Sutelstraße 79 an der Noltemeyerbrücke
Früher machten die Kutscher auf dem Weg nach Hamburg und Celle bei „Noltemeyer“ Halt, um die Pferde zu wechseln,“ weiß Hannelore Haase aus Erzählungen ihrer Großeltern.
Noch bevor elektrische Straßenbahnen das Stadtbild bestimmten, endete hier die Strecke. Von dort ging es weiter mit Kutschen oder zu Fuß in die umliegenden Gärten und Gaststätten.
Im Laufe der Jahrzehnte veränderte sich das Gelände immer wieder. Teile des ursprünglichen Hofes mussten weichen, unter anderem durch Straßenbau und infrastrukturelle Maßnahmen. Enteignungen und Umgestaltungen prägten die Entwicklung.

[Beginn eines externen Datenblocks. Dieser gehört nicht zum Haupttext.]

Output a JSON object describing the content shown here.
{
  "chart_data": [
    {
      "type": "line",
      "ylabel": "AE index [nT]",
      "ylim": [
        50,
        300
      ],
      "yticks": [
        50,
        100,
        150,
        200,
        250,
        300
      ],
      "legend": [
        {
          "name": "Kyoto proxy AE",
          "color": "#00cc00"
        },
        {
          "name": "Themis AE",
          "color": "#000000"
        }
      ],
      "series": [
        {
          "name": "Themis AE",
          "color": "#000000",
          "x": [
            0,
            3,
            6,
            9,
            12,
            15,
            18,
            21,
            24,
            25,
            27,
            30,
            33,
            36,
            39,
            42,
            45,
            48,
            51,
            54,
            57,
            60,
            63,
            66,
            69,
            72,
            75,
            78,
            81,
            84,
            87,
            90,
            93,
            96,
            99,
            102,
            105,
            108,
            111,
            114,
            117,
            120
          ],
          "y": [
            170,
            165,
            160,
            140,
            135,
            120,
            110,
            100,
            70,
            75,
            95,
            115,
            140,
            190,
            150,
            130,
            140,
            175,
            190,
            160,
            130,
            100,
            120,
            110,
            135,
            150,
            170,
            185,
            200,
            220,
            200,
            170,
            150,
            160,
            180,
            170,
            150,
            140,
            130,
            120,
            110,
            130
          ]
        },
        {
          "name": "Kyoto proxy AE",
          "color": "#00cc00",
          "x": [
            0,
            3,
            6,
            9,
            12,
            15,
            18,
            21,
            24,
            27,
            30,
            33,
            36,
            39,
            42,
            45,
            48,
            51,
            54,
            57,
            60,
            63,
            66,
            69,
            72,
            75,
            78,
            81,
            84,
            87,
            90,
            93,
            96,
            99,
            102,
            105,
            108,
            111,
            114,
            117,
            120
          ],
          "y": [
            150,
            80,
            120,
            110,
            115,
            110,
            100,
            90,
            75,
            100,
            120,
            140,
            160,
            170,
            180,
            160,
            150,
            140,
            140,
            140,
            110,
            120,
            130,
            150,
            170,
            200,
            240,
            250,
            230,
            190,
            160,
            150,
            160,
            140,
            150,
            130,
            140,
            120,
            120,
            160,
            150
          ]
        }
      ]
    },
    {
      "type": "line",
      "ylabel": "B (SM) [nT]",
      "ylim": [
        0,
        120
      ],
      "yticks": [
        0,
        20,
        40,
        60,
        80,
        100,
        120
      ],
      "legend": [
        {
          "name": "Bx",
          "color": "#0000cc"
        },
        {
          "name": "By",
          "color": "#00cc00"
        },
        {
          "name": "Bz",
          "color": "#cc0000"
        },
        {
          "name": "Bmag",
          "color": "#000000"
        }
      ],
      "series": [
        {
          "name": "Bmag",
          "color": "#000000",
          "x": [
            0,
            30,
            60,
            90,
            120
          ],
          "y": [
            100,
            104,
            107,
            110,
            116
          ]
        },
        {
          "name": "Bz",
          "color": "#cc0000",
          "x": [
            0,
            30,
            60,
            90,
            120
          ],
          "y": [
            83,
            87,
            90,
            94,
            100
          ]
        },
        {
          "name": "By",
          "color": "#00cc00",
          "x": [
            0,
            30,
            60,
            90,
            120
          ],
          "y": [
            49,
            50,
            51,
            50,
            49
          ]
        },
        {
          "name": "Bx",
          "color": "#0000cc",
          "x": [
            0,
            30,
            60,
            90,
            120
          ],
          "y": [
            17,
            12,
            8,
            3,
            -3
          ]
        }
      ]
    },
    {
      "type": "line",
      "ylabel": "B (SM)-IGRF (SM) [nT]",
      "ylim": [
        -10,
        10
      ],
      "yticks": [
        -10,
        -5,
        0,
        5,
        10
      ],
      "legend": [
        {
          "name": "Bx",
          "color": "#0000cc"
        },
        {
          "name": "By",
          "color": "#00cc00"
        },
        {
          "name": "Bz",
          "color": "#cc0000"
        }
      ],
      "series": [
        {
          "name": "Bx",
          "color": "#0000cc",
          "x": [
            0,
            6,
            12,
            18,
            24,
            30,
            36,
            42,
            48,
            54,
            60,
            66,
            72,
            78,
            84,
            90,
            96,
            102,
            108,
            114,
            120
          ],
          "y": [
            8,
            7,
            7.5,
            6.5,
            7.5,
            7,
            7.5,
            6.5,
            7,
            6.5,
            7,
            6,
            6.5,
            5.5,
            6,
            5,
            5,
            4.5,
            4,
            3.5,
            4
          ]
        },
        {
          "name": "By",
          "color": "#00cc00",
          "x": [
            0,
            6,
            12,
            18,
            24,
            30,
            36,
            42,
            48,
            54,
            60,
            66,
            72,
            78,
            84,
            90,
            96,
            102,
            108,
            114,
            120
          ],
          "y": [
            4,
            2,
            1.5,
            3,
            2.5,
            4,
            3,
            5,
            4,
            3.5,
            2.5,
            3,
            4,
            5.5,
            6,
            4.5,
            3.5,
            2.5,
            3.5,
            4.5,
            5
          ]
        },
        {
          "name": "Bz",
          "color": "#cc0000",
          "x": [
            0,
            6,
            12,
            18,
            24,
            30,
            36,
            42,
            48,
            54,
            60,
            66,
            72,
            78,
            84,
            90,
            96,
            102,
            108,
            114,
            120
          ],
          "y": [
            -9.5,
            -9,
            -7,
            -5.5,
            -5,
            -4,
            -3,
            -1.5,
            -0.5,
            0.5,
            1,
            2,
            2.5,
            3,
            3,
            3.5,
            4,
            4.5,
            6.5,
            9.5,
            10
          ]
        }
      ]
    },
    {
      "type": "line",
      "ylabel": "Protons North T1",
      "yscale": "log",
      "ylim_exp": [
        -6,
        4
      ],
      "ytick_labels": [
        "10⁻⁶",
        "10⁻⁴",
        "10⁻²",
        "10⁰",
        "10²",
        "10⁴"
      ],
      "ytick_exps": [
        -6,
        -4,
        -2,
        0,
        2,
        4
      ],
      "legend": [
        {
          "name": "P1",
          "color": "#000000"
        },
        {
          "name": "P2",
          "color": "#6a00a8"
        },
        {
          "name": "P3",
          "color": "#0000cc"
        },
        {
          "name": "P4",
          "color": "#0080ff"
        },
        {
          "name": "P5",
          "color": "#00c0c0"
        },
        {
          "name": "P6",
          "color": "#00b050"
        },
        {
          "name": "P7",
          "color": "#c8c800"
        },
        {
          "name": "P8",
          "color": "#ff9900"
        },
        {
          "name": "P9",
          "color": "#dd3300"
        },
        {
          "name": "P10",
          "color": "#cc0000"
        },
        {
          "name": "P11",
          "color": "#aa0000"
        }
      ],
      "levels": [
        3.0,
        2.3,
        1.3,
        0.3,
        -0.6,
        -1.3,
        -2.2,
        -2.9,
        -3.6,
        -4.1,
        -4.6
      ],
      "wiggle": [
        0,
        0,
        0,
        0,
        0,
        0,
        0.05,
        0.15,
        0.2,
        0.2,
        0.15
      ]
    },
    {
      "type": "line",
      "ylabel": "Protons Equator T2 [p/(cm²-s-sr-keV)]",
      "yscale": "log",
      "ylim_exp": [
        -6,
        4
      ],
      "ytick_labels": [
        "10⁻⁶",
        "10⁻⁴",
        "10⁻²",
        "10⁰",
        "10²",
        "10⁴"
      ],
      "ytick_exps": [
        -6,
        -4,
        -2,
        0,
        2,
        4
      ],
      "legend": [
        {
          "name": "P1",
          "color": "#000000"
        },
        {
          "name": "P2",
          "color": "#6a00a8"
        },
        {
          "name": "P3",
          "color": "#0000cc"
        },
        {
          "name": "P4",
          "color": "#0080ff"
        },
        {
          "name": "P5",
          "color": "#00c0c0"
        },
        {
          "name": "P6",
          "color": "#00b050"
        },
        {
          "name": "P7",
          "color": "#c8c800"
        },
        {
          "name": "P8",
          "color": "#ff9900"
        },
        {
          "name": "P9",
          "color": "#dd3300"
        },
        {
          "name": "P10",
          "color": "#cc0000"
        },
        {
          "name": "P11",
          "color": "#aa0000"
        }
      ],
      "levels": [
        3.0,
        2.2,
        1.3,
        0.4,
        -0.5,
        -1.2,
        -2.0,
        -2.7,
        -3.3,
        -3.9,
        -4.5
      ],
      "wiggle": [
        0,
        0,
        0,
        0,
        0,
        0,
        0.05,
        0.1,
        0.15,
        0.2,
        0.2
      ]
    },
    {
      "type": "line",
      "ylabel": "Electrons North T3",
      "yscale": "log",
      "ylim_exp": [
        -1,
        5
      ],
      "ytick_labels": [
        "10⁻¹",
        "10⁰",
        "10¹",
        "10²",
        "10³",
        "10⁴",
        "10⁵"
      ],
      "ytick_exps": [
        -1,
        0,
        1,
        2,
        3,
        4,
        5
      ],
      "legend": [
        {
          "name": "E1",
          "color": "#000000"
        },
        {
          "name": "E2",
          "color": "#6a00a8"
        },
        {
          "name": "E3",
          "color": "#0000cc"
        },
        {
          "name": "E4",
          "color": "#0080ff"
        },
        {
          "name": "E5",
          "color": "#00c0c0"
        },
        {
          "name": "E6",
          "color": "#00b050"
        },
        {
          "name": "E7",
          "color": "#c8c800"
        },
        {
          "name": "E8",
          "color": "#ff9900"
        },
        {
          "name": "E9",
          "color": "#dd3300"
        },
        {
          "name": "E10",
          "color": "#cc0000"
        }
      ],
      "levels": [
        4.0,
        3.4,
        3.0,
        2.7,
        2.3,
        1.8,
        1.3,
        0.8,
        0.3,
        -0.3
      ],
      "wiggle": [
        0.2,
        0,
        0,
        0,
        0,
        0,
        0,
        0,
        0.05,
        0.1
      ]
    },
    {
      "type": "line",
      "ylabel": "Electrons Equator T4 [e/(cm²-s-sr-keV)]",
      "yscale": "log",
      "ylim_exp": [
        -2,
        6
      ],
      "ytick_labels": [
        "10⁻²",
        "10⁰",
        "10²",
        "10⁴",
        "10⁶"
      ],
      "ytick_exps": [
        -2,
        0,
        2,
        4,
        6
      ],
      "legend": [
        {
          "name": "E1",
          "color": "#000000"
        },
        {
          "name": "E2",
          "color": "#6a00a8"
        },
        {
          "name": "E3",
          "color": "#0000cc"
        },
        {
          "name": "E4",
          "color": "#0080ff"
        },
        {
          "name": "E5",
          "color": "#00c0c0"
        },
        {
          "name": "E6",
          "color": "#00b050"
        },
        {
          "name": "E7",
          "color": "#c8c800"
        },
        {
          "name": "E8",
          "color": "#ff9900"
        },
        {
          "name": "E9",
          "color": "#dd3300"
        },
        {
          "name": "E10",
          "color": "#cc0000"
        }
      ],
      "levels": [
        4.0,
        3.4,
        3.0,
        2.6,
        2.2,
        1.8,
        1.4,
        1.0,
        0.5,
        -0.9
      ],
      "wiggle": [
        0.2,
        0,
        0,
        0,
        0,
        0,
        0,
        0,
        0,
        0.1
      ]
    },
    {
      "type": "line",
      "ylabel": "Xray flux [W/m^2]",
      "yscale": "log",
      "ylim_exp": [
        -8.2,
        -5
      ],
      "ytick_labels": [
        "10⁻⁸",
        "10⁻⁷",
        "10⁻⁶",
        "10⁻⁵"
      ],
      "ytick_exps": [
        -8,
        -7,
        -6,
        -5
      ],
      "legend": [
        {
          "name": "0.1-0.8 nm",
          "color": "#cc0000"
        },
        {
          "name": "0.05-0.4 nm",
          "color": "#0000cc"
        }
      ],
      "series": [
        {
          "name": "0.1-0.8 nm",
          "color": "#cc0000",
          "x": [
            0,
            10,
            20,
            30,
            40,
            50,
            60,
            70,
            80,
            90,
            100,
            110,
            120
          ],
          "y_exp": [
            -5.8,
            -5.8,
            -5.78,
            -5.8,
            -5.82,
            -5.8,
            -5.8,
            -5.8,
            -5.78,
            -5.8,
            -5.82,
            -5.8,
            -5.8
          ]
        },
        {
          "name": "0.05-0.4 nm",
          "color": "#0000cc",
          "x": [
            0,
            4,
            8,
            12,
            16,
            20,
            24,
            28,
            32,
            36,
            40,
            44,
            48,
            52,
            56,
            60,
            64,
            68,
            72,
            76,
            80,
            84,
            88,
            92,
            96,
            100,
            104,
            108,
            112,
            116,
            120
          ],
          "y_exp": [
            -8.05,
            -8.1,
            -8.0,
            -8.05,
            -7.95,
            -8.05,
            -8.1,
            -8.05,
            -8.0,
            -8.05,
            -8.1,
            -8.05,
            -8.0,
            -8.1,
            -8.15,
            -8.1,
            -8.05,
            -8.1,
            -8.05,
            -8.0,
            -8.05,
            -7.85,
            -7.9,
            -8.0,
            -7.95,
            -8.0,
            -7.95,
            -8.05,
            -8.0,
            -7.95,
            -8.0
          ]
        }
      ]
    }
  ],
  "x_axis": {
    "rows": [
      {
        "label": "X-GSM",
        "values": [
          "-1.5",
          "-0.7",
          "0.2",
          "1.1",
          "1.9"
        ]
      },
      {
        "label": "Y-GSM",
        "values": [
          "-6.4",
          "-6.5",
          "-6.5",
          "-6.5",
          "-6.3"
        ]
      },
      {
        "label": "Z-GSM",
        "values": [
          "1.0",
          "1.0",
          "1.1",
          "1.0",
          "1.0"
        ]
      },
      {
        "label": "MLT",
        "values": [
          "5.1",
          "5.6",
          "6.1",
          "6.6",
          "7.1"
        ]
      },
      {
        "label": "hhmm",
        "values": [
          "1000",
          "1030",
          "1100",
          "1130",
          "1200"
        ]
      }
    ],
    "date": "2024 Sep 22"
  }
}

Der alte Gebäudekern verschwand nach und nach. Was blieb, ist die Erinnerung, unter anderem in Form historischer Fotos, die bis heute im Haus erhalten sind.
Ein entscheidender Einschnitt kam Ende der 50er Jahre.
1959 wurde das heutige Gebäude errichtet.

1960 eröffnete Dr. Friedrich-Wilhelm Brüll die Noltemeyer Apotheke in diesem Gebäude, gemeinsam mit Photo Schulze und der Gaststätte Noltemeyer.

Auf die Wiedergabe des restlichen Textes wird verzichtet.